We breathed in those precious moments, eyes closed, eyes open, sinking into our chairs, feeling the evening birdsong in our bones, smelling the moist, cooling air. At some point, we all looked at each other and smiled. Did we plan that? Did I miss something? No, it just happened. We talked about what it had felt like: freeing, relaxing, sweet. And then we just went silent again.
If noise levels in your own habitat are bothersome, try these decibel-lowering fixes.
• Place half-inch-thick pads of rubber or cork under the legs or corners of heavy appliances to stop vibrations from transferring to the floor.
• Move appliances at least two inches from the wall.
• Put stereo speakers on stands or rubber mats.
Cracks and crevices
• Seal small openings, including cracks in walls or doors and around electrical entrances, vents, steam or water pipes, and air conditioners.
• Remove the faceplates from electrical outlets and switches and caulk the spaces between the box and the wall.
• Remove baseboards and caulk between the walls and the floors.
• Install a storm door.
• Replace hollow-core doors with solid doors.
• Place weather stripping around all doors, even interior ones.
• Use flexible rubber threshold seals on exterior doors.
• Invest in double-glazed windows.
• Caulk existing windows.
• Install storm windows with heavy glass and good weatherstripping.

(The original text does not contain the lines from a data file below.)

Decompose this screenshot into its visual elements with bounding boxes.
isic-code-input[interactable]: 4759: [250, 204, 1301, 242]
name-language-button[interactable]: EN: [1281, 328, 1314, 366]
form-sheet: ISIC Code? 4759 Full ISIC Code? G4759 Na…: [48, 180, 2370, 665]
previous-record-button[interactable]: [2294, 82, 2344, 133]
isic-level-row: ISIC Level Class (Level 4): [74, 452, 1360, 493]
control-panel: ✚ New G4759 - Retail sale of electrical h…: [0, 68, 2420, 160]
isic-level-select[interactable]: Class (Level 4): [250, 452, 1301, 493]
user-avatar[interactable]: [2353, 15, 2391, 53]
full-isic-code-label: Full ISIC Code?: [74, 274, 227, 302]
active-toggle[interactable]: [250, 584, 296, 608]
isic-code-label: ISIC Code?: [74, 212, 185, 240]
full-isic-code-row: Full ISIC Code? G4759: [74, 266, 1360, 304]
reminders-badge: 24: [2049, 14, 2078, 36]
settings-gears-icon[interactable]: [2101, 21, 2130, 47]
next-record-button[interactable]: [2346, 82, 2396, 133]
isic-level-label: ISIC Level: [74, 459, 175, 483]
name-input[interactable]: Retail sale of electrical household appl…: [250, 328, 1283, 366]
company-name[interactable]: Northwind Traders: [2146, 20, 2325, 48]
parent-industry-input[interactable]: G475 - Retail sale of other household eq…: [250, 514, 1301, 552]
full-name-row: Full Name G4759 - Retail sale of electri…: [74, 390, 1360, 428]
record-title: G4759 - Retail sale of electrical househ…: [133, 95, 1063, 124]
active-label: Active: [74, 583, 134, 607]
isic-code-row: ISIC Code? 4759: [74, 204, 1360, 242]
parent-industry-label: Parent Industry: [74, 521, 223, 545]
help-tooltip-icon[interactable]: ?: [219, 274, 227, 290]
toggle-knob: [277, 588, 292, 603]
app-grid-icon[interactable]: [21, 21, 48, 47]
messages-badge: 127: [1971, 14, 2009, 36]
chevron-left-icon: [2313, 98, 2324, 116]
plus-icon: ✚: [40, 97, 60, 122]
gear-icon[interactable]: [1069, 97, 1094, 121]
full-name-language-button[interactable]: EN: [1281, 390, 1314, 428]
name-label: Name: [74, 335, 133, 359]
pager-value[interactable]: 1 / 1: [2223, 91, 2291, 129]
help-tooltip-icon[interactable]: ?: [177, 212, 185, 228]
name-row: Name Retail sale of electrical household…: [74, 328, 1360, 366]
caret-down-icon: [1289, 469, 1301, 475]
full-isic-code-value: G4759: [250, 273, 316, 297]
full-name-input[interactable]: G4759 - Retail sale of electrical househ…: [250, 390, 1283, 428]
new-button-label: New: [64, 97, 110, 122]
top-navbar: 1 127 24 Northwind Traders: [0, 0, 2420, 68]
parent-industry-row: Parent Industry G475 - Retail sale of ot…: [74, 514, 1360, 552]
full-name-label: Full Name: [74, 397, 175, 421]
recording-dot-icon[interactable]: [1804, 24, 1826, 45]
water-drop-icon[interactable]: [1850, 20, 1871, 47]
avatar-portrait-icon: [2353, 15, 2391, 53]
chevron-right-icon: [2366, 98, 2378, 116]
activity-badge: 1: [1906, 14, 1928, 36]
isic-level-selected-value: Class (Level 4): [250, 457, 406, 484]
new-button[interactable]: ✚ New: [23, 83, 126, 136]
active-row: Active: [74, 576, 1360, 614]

• Place shutters inside the window.
• Line the cavities that hold the dishwasher, refrigerator, and trash compactor with sound-absorbing materials.
• Insulate attic and walls.
• Add mass to walls with a second layer of drywall. Place the second layer as a “floating wall” apart from the first to create an air-space baffle.
• Plant trees and hedges. At the very least, they block noise sources from view.
• Install a wall or fence with a solid, continuous surface. It should be tall enough to hide roadways.
• Replace electric or motorized leaf blowers, lawn mowers, and hedge trimmers with rakes, push mowers, and clippers.
Reprinted with permission from The Wabi-Sabi House by Robyn Griggs Lawrence (Clarkson Potter, 2004).
Carol Venolia is an eco-architect who is passionate about reuniting humans with the rest of nature. In addition to her design practice, she teaches in the EcoDwelling program at New College of California and is the author of Healing Environments (Celestial Arts, 1994).